The company’s website contends that overcharge explosion tests on its battery were repeated successfully multiple times and concludes that “even during this worst-case scenario, the (battery) is able to contain a thermal event.”
It’s among a set of standard tests that were agreed to in 2008 by an aviation-industry committee that included senior Boeing electronics engineers and that the FAA approved in a 2010 draft policy memo as one way to comply with its certification conditions.
But by 2008, Boeing’s Dreamliner had already gone down a different test path toward satisfying the FAA.
Boeing spokesman Marc Birtel said the industry committee’s test standards “were published after we had completed our certification plans and begun our testing efforts.”
Boeing did its own extensive testing and analysis to meet the FAA requirements, he said. The precise tests Boeing used to meet the FAA’s certification conditions are proprietary.

Containment plan
However, according to a detailed account of the 787’s battery-fire protection system provided by Sinnett, Boeing’s containment plan did not envisage confining the accident entirely inside the battery box.
Sinnett said Boeing had to demonstrate to the FAA that it had multiple redundant safety mechanisms that ruled out the worst-case scenario that EaglePicher’s test simulates: an overcharged battery explosion.
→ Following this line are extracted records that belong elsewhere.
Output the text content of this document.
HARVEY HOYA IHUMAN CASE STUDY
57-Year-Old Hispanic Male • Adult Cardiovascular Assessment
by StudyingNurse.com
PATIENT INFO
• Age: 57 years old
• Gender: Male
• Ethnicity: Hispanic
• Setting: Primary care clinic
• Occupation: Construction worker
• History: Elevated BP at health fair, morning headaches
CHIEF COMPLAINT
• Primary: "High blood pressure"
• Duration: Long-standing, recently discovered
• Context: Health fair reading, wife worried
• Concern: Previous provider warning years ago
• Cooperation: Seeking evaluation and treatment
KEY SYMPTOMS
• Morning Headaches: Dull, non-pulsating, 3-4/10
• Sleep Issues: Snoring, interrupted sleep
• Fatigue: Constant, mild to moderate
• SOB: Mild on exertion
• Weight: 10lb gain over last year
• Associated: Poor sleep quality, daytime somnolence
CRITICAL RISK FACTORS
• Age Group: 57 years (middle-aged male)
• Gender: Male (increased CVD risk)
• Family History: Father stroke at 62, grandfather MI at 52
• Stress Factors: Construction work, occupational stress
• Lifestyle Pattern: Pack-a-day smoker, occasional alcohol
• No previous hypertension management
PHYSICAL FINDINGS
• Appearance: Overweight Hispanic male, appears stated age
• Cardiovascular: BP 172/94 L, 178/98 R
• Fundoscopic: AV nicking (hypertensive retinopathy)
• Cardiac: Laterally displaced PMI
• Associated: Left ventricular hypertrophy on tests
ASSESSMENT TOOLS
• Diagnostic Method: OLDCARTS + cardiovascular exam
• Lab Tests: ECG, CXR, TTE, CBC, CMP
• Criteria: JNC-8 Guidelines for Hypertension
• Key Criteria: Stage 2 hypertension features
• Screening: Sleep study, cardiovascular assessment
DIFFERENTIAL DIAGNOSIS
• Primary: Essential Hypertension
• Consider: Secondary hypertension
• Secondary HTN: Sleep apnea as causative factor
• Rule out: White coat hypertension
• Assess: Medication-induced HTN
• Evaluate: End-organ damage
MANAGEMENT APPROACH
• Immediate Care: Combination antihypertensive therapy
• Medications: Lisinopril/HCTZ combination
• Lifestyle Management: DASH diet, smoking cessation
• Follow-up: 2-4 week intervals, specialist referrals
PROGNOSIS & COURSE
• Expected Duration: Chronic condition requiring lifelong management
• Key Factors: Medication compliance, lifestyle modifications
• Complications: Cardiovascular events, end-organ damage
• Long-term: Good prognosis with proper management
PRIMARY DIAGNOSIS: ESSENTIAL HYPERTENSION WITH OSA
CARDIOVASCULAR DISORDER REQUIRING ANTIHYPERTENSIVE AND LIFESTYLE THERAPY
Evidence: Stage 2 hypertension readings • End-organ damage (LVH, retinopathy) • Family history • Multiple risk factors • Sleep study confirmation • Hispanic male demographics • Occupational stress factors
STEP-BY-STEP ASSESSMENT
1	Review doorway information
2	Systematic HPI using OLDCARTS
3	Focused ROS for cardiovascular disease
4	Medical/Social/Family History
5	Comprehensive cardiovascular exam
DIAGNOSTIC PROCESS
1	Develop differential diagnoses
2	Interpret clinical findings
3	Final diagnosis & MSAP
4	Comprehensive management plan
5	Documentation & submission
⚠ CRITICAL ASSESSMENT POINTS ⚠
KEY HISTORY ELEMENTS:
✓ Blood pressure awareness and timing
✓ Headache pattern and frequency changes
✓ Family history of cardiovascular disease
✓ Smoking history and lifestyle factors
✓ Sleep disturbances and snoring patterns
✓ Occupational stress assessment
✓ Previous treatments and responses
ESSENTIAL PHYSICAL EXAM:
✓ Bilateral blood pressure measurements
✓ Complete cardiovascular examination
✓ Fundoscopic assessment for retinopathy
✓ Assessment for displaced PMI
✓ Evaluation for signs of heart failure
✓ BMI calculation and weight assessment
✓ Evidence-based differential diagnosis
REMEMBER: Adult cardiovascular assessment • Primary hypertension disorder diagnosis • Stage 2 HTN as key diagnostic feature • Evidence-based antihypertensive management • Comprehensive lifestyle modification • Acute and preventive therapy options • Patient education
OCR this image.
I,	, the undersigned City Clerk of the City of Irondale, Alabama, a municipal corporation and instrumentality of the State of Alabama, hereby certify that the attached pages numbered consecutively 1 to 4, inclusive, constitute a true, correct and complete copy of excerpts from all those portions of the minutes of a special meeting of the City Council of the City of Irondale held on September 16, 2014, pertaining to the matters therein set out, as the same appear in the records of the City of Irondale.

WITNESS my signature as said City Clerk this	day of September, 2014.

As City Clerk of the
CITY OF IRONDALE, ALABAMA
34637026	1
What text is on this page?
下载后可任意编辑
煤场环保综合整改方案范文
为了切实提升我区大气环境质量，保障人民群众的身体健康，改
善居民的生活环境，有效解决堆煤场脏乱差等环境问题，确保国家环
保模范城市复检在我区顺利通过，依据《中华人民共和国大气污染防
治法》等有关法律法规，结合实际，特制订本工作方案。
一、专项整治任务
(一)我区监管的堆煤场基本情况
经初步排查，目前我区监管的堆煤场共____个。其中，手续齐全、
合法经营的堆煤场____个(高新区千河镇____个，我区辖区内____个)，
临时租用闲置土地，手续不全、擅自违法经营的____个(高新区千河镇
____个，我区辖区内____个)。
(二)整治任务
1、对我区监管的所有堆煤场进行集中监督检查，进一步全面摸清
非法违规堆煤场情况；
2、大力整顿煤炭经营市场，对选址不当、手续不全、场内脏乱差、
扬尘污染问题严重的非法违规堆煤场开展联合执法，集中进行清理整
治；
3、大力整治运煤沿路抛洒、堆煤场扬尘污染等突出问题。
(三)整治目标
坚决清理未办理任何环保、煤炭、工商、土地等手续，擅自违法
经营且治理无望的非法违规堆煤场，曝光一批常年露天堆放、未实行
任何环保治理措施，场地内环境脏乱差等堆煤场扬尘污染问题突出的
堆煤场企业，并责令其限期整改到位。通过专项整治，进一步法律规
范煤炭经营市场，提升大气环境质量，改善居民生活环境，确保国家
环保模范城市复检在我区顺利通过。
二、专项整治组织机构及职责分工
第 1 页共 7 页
In addition, Boeing says it had to show that if an internal cell malfunctioned and overheated, that any hot, flammable chemicals that sprayed out of the battery into the electronics bay wouldn’t damage surrounding equipment “in such a way as to cause a major or more severe failure.”
Sinnett said Boeing’s design solution was to contain damage within the electronics bay until the cell burned out and to vent any smoke overboard, not into the passenger cabin or cockpit.
Birtel said FAA certification testing validated the “robust Boeing requirements and specific 787 design features.”
Clearly though, the two recent 787 battery incidents bring into question the efficacy of Boeing’s battery safety system.
And before the 787s can fly again, Boeing has to find a way to bolster those safety measures.